A new approach to tackle conservation decisions in 3D marine environments could lead to better conservation outcomes.
3D spatial conservation prioritisation was developed by University of Queensland PhD student Ruben Venegas-Li of UQ’s Biodiversity Research Group, led by Associate Professor Salit Kark.
Dr Kark said the technique would help overcome one of the key problems with current marine conservation mapping and planning.
“Marine ecosystems are 3D in nature, with depth playing a key role in their structuring, species distributions and ecosystem functioning,” she said.
“Until now, the vast majority of efforts to prioritise what conservation actions in the marine environment has been performed in two dimensions, usually working on a grid over a 2D map.
“This doesn’t really give us much of the information we need, as protecting biodiversity at one depth might actually be compatible with other uses of the ocean at a different depth.
The idea for 3D conservation planning arose in a workshop in Italy in 2015, one of a series initiated and co-led by Dr Kark, which brought together marine conservation experts from across the globe.
“With increased use of ocean resources and advances in technology, people are extending fishing, mining and oil and gas activities to offshore and deep ocean areas,” Dr Kark said.
“Zoning in urban areas, for example, is becoming three dimensional, and a similar approach can be adapted in marine planning.”
Mr Venegas-Li believes the method could prove beneficial, for instances in which officials need to balance competing uses of marine environments.

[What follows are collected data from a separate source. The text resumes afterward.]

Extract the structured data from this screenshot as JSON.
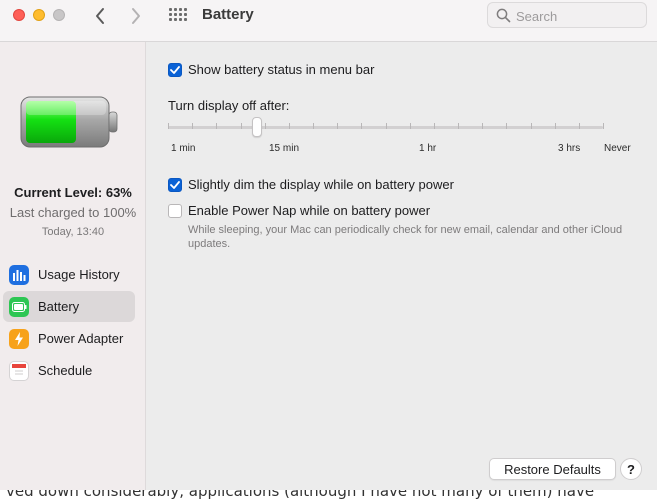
{
  "window": {
    "title": "Battery",
    "search_placeholder": "Search"
  },
  "sidebar": {
    "current_level": "Current Level: 63%",
    "last_charged": "Last charged to 100%",
    "charged_time": "Today, 13:40",
    "battery_level_fraction": 0.63,
    "items": [
      {
        "label": "Usage History",
        "icon": "bar-chart-icon",
        "color": "#1f6fe0",
        "active": false
      },
      {
        "label": "Battery",
        "icon": "battery-icon",
        "color": "#2dc653",
        "active": true
      },
      {
        "label": "Power Adapter",
        "icon": "lightning-icon",
        "color": "#f7a21b",
        "active": false
      },
      {
        "label": "Schedule",
        "icon": "calendar-icon",
        "color": "#e8453c",
        "active": false
      }
    ]
  },
  "main": {
    "show_status": {
      "label": "Show battery status in menu bar",
      "checked": true
    },
    "display_off": {
      "title": "Turn display off after:",
      "tick_labels": [
        "1 min",
        "15 min",
        "1 hr",
        "3 hrs",
        "Never"
      ],
      "selected": "15 min"
    },
    "dim_display": {
      "label": "Slightly dim the display while on battery power",
      "checked": true
    },
    "power_nap": {
      "label": "Enable Power Nap while on battery power",
      "checked": false,
      "description": "While sleeping, your Mac can periodically check for new email, calendar and other iCloud updates."
    },
    "restore_label": "Restore Defaults",
    "help_label": "?"
  },
  "background": {
    "text": "ved down considerably, applications (although I have not many of them) have"
  }
}
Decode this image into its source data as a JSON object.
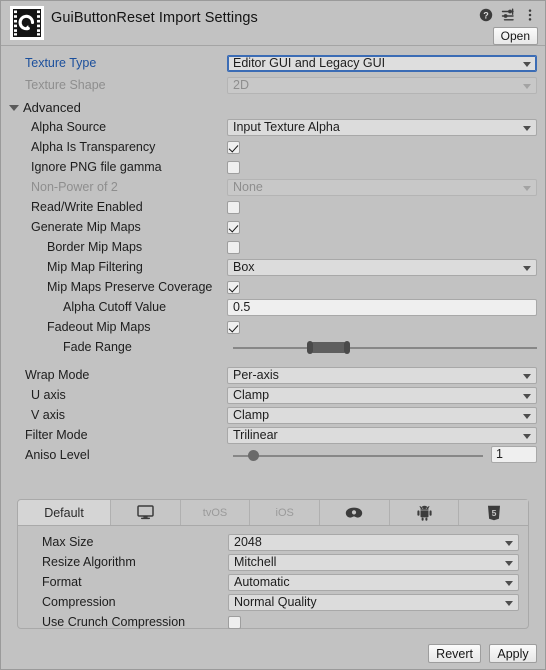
{
  "header": {
    "title": "GuiButtonReset Import Settings",
    "icon_name": "texture-asset-icon",
    "help_icon": "help-icon",
    "preset_icon": "preset-settings-icon",
    "menu_icon": "more-menu-icon",
    "open_label": "Open"
  },
  "top": {
    "texture_type_label": "Texture Type",
    "texture_type_value": "Editor GUI and Legacy GUI",
    "texture_shape_label": "Texture Shape",
    "texture_shape_value": "2D"
  },
  "advanced": {
    "section_label": "Advanced",
    "alpha_source_label": "Alpha Source",
    "alpha_source_value": "Input Texture Alpha",
    "alpha_is_transparency_label": "Alpha Is Transparency",
    "alpha_is_transparency_checked": true,
    "ignore_png_gamma_label": "Ignore PNG file gamma",
    "ignore_png_gamma_checked": false,
    "non_power_of_2_label": "Non-Power of 2",
    "non_power_of_2_value": "None",
    "read_write_label": "Read/Write Enabled",
    "read_write_checked": false,
    "generate_mip_maps_label": "Generate Mip Maps",
    "generate_mip_maps_checked": true,
    "border_mip_maps_label": "Border Mip Maps",
    "border_mip_maps_checked": false,
    "mip_map_filtering_label": "Mip Map Filtering",
    "mip_map_filtering_value": "Box",
    "mip_preserve_coverage_label": "Mip Maps Preserve Coverage",
    "mip_preserve_coverage_checked": true,
    "alpha_cutoff_label": "Alpha Cutoff Value",
    "alpha_cutoff_value": "0.5",
    "fadeout_mip_maps_label": "Fadeout Mip Maps",
    "fadeout_mip_maps_checked": true,
    "fade_range_label": "Fade Range",
    "fade_range_start_pct": 26,
    "fade_range_end_pct": 37
  },
  "wrap": {
    "wrap_mode_label": "Wrap Mode",
    "wrap_mode_value": "Per-axis",
    "u_axis_label": "U axis",
    "u_axis_value": "Clamp",
    "v_axis_label": "V axis",
    "v_axis_value": "Clamp",
    "filter_mode_label": "Filter Mode",
    "filter_mode_value": "Trilinear",
    "aniso_level_label": "Aniso Level",
    "aniso_level_value": "1",
    "aniso_level_pct": 8
  },
  "platform_tabs": [
    {
      "label": "Default",
      "icon": "none",
      "active": true,
      "dim": false
    },
    {
      "label": "",
      "icon": "monitor-icon",
      "active": false,
      "dim": false
    },
    {
      "label": "tvOS",
      "icon": "none",
      "active": false,
      "dim": true
    },
    {
      "label": "iOS",
      "icon": "none",
      "active": false,
      "dim": true
    },
    {
      "label": "",
      "icon": "visionos-icon",
      "active": false,
      "dim": false
    },
    {
      "label": "",
      "icon": "android-icon",
      "active": false,
      "dim": false
    },
    {
      "label": "",
      "icon": "webgl-html5-icon",
      "active": false,
      "dim": false
    }
  ],
  "platform_settings": {
    "max_size_label": "Max Size",
    "max_size_value": "2048",
    "resize_algorithm_label": "Resize Algorithm",
    "resize_algorithm_value": "Mitchell",
    "format_label": "Format",
    "format_value": "Automatic",
    "compression_label": "Compression",
    "compression_value": "Normal Quality",
    "crunch_label": "Use Crunch Compression",
    "crunch_checked": false
  },
  "footer": {
    "revert_label": "Revert",
    "apply_label": "Apply"
  },
  "colors": {
    "panel_bg": "#c2c2c2",
    "field_bg": "#dcdcdc",
    "input_bg": "#efefef",
    "accent_blue": "#1b4f9c",
    "focus_border": "#3b6cb5",
    "disabled_text": "#8e8e8e"
  }
}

“The results suggest a 3D approach might prove more efficient in terms of total cost and space protected than a traditional 2D approach, allowing other uses at depths that are not a conservation priority,” he said.
“As human intervention in the marine realm increases in both its intensity and extent, tools like 3D planning will prove critical for effective marine conservation planning and action.”
The approach was developed in collaboration with Associate Professor Noam Levin from The Hebrew University of Jerusalem and UQ, Professor Hugh Possingham from UQ and The Nature Conservancy, and Professor Roberto Danovaro from Marche Polytechnic University and Stazione Zoologica Anton Dohrn.